You, of course, as a person, could choose to do otherwise - to live a different kind of lifestyle - live in a different house, work in a different place, send your kids to a different school. You do have choices - even if you think you do not.
And people who say "I have no choice - I have to stay here and make the mortgage payments on my end unit at Woodland Meadows Mews Estates Townhomes!" are missing the point. Financial burdens that you take on willingly and create are not obligations for the rest of your life. You have control - you need only realize it.
"But," you say, "I like the Edge City! I love my new Acura! And I love the neatly manicured plantings surrounding the low-rise office building I work in!"

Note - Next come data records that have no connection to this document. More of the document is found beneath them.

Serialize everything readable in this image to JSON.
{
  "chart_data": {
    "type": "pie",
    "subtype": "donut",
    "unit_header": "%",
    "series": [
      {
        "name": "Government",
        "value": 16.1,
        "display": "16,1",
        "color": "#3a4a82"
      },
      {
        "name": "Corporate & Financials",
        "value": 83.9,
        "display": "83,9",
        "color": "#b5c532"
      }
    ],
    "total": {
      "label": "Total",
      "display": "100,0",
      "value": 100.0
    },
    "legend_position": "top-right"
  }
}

Yes, you may say that, but actions speak louder than words. Near every "Edge City" in the country is the old city - or the old town. The historic district where the homes are close together and where all the good restaurants are. A place where the architecture is on a human scale and has a "real" feel to it.
And this is the place the Edge City residents go, when they want to have a good time. Because they know that the strip malls and the chain restaurants of the Edge City aren't real, and aren't really very much fun, despite their advertising slogans and jingles.
Actions speak louder than words. And no one really likes the Edge City.